Proyecto Uno. Copenhague
Hubo un pico.
Turov no lo vio en tiempo real; duró solo una fracción de segundo, demasiado rápido para que el cerebro humano lo registrara, pero el ordenador observador, el que examinaba la computadora central de Proyecto Uno sin conectarse a ella, lo alertó de que se había producido un pico. Repasó el registro de datos del ordenador: tras el pico no había cambiado nada. No había habido más actividad neuronal, como si nunca hubiera pasado. La arquitectura sintética de Proyecto Uno siguió siendo eso: arquitectura vacía. Sin ocupar, sin usar, sin actividad. Pero Turov supo que había pasado algo.

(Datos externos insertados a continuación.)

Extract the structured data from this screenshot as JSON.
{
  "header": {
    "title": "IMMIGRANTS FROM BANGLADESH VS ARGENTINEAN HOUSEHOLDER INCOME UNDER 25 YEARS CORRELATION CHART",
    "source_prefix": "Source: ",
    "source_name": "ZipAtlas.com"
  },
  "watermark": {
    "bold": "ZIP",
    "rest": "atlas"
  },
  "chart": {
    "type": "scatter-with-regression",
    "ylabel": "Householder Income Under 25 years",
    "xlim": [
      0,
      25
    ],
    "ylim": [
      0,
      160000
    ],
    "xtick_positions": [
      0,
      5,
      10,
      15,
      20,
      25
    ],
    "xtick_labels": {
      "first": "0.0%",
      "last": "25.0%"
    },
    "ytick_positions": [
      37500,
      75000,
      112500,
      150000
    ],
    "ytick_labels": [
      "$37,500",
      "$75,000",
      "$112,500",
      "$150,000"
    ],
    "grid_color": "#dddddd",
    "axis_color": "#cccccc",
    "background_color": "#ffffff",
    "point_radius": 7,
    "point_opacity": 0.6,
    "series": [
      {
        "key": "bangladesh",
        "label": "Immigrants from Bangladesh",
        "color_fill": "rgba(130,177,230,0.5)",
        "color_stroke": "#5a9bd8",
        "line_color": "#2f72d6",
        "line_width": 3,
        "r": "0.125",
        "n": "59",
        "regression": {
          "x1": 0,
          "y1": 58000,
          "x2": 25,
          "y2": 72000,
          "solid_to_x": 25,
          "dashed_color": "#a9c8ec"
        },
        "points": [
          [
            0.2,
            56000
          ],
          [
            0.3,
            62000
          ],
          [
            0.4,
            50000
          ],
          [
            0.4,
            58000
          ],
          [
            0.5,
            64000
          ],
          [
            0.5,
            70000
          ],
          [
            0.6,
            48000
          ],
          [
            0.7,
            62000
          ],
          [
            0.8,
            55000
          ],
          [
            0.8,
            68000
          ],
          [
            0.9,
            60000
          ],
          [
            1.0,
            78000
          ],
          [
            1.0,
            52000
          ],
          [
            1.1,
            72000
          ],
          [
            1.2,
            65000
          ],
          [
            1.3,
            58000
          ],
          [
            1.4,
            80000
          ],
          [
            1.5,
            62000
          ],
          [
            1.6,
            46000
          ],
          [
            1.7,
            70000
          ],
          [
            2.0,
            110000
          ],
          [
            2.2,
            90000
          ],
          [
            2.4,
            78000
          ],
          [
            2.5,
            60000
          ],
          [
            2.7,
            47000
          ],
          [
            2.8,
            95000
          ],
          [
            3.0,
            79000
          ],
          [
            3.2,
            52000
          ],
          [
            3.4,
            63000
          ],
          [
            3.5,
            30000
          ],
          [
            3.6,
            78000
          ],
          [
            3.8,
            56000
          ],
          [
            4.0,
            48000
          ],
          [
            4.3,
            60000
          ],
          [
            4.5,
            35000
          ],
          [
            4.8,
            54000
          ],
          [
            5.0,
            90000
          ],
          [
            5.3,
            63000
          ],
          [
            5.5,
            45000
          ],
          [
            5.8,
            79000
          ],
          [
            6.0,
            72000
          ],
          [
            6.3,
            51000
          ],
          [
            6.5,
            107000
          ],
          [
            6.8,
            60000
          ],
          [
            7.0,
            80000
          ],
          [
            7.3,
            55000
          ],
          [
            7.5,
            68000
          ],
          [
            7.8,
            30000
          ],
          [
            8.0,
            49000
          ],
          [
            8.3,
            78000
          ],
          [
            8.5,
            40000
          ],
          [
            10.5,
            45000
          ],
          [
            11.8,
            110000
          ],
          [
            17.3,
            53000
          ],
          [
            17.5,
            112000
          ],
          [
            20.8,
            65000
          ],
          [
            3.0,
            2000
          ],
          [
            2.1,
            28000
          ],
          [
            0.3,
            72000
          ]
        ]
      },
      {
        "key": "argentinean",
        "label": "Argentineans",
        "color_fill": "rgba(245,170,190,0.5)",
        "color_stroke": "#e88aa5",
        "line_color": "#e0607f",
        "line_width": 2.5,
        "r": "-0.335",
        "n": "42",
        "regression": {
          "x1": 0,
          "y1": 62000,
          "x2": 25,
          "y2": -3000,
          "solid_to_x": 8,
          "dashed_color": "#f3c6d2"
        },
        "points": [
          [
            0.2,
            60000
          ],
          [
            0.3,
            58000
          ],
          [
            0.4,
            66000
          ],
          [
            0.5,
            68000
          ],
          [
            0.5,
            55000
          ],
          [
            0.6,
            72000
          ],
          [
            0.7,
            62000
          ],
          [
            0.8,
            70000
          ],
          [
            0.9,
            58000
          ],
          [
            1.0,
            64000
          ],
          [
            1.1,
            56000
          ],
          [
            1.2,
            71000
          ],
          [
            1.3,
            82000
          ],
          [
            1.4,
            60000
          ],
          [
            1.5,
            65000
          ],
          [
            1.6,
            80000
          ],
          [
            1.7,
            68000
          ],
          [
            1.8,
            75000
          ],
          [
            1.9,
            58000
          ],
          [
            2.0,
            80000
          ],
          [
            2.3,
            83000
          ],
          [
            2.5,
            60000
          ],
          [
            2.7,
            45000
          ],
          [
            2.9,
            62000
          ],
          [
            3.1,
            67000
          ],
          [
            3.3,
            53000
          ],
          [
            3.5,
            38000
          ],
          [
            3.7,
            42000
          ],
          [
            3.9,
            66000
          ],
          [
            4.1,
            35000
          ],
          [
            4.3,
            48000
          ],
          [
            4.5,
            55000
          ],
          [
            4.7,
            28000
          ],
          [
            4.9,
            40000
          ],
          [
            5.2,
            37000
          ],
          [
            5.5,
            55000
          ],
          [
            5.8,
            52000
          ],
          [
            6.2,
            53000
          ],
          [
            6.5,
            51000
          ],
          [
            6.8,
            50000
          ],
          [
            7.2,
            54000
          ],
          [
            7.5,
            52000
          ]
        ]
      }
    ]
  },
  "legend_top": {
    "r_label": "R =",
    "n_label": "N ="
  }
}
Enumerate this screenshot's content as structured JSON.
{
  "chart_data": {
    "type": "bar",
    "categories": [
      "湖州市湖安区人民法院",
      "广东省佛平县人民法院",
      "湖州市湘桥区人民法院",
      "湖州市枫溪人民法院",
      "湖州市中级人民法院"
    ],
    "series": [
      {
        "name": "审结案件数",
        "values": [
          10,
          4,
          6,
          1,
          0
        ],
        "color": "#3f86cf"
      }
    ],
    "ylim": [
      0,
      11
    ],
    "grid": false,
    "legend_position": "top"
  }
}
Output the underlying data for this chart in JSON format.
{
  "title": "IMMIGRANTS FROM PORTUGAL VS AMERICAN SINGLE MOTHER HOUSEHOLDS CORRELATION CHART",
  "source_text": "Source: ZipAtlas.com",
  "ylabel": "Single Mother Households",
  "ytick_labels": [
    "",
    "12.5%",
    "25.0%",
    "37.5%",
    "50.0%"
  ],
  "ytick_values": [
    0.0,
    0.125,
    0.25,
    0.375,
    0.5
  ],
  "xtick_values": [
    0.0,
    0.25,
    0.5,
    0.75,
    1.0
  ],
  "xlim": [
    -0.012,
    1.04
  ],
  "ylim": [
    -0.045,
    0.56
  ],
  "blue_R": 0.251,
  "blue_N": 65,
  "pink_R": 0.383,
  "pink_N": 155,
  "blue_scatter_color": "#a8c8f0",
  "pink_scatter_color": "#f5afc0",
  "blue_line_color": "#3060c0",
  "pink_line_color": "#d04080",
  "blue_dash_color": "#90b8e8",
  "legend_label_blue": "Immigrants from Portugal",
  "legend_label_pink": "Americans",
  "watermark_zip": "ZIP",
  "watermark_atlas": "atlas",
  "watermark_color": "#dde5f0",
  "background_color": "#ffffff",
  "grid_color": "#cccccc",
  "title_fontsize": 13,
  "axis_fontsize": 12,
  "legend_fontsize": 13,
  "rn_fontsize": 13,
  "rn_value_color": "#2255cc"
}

Se quedó mirando en blanco la pantalla, aislado por un momento del aquí y el ahora mientras su mente asimilaba la importancia de lo que acababa de presenciar. No había nadie más con él y se encontraba sumido en el silencio y en la luz tenue de la habitación insonorizada y sin ventanas. Proyecto Uno ocupaba un espacio muy reducido: el equipo del proyecto de Copenhague tenía asignada toda la tercera planta del instituto Niels Bohr, en Blegdamsvej, pero Proyecto Uno estaba confinado a tres habitaciones a las que se entraba por un único acceso con teclado numérico. En una, casi siempre cerrada, estaba el ordenador central virtual de base computacional. La siguiente contenía una copia de seguridad independiente que subía todos los datos para asegurar su almacenamiento y protegerlo contra una pérdida de información ante un incendio o un atentado terrorista. Solo Lars Dalgaard y John Macbeth conocían el emplazamiento de este almacenamiento remoto. La tercera era donde se encontraba Turov: el centro de control de Proyecto Uno. Y en esos momentos al ruso bajito y calvo le pareció el sitio más solitario pero a la vez más excitante de la Tierra.
Hizo que el ordenador de control repasase lo sucedido; deceleró la acción y la analizó. Confirmó lo que había pensado: la red neuronal de Proyecto Uno se había testeado a sí misma con algo que a Turov le pareció un chispazo global de transmisión efáptica, seguido de un potencial de acción de cinco milisegundos: lo mismo que se vería en un cerebro humano al contraerse un músculo; salvo porque, en ese caso, había sido de una amplitud enorme, así como de una escala sorprendente: habían vibrado todos los circuitos y todas las interneuronas habían participado. La trasmisión efáptica solo sucedía entre neuronas físicamente conectadas, y Turov vio que al hecho en sí le había sucedido inmediatamente una activación global similar de sinapsis: miles de millones de mensajes eléctricos y químicos simulados surcando la red.
Y luego nada.
El registro de datos del ordenador de control confirmó que en total había durado menos de una centésima parte de segundo.
El ruso sintió una excitación rayana en el pánico. Nadie había iniciado el pico: ni él ni nadie lo había programado ni le había dado a ningún botón. Al menos nadie del equipo. Había ocurrido de forma espontánea y autónoma.
Lo había hecho Proyecto Uno él solo.
Cogió el teléfono y llamó primero a Macbeth y después a Dalgaard.